第31回国際HPHカンファレンス2026
日程:2026年5月20日~22日
会場:スウェーデン・マルメ
持続可能なヘルスケアシステムの構築:グローバルな危機の時代における健康と公正性とレジリエンスの推進のために
Creating Sustainable Healthcare Systems to promote Health, Equity and Resilience in Times of Global Crises
範囲と目的 Scope and Purpose
持続可能なヘルスケアシステムの構築:グローバルな危機の時代における健康と公正性とレジリエンスの推進のために
Creating Sustainable Healthcare Systems to promote Health, Equity and Resilience in Times of Global Crises
2026年は世界保健機関(WHO)の健康促進に関するオタワ憲章の40周年であり、批判的考察と新たなコミットメントを促す重要な節目の年です。
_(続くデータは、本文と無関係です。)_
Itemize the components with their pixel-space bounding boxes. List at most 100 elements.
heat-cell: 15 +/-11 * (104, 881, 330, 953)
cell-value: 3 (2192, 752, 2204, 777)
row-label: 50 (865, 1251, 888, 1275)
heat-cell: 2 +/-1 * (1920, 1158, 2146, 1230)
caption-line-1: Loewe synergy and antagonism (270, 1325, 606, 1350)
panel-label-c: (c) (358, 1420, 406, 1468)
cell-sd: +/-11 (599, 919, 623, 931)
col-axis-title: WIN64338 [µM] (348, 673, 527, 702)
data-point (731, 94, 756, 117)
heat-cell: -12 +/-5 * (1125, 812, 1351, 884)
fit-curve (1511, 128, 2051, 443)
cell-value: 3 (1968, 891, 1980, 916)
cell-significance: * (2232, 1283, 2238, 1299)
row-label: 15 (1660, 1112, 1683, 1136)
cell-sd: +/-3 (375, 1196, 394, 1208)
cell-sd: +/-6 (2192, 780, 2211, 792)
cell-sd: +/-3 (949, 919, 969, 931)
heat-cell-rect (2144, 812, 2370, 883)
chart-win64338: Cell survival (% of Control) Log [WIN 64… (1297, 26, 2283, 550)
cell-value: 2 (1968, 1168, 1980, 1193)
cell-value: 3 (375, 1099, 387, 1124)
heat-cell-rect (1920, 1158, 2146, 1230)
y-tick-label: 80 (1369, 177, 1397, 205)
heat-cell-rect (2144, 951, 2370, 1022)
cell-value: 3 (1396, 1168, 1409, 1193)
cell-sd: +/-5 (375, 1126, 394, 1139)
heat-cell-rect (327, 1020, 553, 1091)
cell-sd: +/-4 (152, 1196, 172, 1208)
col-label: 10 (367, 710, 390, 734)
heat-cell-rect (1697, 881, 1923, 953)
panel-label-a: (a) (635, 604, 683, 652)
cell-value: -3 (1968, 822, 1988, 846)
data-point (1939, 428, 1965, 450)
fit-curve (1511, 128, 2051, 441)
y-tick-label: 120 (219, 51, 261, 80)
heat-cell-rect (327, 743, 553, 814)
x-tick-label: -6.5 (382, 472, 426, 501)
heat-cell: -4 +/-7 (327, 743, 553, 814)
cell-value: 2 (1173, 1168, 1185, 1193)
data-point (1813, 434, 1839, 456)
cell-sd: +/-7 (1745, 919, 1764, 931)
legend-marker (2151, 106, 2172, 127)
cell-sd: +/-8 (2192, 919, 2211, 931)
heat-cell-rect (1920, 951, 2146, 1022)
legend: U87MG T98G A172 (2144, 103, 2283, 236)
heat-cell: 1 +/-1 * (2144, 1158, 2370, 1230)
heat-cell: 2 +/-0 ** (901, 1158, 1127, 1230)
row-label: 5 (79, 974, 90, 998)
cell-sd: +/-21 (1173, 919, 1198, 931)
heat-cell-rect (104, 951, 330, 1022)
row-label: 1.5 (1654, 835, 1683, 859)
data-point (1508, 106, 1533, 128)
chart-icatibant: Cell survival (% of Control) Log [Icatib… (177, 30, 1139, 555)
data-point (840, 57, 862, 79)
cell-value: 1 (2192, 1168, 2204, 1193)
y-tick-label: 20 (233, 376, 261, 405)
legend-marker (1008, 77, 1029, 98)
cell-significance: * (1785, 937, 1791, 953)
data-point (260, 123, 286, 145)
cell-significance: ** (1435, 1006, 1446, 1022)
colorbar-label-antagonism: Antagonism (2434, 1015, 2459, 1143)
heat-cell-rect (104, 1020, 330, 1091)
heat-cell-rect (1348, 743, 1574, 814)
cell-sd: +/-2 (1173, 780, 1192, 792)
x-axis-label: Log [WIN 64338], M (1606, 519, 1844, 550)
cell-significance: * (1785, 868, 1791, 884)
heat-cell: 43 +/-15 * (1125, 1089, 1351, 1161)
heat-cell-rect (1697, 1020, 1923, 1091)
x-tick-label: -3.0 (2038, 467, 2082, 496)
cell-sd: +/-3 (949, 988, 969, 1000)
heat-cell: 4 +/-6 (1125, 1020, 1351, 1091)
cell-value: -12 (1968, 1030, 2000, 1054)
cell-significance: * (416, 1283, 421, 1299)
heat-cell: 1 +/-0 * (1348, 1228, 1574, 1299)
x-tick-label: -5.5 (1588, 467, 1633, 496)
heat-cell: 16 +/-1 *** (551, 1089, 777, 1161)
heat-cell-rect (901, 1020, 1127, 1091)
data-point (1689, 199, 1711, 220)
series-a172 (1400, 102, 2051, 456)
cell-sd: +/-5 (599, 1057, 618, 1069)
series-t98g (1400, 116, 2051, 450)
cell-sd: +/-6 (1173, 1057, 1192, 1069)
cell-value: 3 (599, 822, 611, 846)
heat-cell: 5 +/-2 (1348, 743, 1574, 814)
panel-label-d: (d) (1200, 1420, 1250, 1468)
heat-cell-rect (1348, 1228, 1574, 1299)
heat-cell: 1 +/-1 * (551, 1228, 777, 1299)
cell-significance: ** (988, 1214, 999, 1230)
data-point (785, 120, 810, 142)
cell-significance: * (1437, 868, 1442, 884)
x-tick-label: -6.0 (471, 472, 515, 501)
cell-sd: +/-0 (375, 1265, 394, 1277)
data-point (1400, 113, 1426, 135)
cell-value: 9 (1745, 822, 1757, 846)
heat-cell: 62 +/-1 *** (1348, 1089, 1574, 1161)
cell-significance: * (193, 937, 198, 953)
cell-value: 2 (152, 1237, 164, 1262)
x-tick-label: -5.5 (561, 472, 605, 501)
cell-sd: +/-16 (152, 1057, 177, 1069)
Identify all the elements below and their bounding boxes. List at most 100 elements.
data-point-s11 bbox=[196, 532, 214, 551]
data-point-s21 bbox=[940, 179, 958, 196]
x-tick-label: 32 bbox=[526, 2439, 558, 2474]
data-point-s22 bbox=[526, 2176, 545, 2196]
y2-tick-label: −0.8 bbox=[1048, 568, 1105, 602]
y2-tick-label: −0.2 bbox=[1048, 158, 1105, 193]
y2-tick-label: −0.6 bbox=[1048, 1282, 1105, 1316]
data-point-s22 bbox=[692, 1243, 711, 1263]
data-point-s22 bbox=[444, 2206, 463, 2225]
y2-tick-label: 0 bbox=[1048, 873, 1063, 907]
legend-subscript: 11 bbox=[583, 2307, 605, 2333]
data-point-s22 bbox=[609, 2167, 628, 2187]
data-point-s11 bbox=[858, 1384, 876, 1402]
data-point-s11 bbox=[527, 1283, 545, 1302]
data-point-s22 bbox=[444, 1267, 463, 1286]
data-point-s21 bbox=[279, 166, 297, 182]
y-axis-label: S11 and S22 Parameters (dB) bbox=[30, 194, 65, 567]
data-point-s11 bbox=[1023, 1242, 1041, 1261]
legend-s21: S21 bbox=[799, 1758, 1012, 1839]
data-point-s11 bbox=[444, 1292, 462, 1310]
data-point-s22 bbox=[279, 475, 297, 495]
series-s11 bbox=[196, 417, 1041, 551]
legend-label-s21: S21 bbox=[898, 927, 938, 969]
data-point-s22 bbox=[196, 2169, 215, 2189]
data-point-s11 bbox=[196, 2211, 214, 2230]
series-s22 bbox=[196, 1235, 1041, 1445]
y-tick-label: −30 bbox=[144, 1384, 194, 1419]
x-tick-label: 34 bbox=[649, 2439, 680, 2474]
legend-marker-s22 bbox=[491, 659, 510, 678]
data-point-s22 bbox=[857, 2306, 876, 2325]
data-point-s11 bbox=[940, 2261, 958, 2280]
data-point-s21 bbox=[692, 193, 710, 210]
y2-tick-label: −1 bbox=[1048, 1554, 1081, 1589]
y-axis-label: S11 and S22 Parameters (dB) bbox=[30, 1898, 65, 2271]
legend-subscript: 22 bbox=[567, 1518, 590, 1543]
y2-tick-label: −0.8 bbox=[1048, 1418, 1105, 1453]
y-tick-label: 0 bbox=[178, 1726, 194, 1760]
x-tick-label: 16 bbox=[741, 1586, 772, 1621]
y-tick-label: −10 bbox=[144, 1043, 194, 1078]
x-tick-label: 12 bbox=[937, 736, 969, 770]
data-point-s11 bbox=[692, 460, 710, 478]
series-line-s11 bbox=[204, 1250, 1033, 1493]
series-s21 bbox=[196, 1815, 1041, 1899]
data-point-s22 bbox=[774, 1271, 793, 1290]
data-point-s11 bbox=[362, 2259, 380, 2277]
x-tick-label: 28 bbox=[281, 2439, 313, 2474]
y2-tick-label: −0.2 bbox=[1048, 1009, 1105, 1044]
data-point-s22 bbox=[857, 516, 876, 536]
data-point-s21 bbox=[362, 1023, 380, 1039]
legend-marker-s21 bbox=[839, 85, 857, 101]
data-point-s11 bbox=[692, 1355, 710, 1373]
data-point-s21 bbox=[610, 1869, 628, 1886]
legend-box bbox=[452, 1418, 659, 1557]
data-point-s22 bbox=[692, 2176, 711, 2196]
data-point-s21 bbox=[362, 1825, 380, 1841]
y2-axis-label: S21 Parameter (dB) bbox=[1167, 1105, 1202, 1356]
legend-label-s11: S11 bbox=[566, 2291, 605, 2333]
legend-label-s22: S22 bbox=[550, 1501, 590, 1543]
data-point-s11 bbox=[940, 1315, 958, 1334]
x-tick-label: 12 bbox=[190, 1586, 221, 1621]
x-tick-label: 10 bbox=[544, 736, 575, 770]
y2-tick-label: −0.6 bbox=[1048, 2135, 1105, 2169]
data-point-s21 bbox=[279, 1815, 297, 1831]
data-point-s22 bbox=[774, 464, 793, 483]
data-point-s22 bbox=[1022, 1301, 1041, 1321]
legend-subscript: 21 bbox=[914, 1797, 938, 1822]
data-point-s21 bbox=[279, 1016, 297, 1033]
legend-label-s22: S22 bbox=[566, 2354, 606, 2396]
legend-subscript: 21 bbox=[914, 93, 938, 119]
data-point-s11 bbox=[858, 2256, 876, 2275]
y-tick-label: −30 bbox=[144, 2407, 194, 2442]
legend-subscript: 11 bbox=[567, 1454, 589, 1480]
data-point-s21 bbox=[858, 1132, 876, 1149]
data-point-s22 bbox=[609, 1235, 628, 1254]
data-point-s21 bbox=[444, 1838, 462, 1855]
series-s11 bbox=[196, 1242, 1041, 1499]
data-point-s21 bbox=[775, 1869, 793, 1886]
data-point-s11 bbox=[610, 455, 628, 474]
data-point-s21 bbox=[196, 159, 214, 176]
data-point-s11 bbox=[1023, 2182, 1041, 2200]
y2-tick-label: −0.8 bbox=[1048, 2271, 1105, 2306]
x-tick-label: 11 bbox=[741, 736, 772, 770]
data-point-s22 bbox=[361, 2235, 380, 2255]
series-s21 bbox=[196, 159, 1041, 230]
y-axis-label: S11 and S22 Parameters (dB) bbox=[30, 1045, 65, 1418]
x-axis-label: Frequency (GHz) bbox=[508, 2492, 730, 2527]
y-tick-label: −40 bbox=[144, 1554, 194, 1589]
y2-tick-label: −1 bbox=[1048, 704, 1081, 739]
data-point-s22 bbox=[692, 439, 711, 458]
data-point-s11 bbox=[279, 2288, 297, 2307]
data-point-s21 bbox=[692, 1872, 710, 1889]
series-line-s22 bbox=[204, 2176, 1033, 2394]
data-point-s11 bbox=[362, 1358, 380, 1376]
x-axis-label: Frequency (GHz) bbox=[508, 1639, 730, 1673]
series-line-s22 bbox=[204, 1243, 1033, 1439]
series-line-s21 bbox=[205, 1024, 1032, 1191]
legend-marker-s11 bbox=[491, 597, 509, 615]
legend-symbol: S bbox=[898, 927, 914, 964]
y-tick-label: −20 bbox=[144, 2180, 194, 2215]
気候変動や戦争、人口動態の変化、そして少なからず、慢性疾患やストレス関連障害、精神疾患といった社会格差・健康格差の拡大等のグローバルな課題が山積する現代において、ヘルスサービスの方向転換と、人々が自らの健康をコントロールできる能力の付与を掲げたオタワ憲章のビジョンは、今なお意義深く健在です。
また、2026年は、現在ヨーロッパで最も積極的に活動を展開しているナショナルHPHネットワークの1つであり60を超える加盟組織を擁するスウェーデンHPHネットワークの結成30周年でもあります。
第31回国際HPHカンファレンスでは、専門家、研究者、政策立案者、患者・市民、そして市民社会の代表が一堂に会し、病院やヘルスサービスがこの困難な時代において、いかに積極的に健康や公正性、レジリエンス(回復力)を推進できるかについて議論します。そして、ヘルスプロモーションに取り組むヘルスケアシステムが、包摂的で持続可能な社会への貢献者として、また、自らもレジリエンスと適応力を高めるべき存在として、担うべき二重の役割について考察します。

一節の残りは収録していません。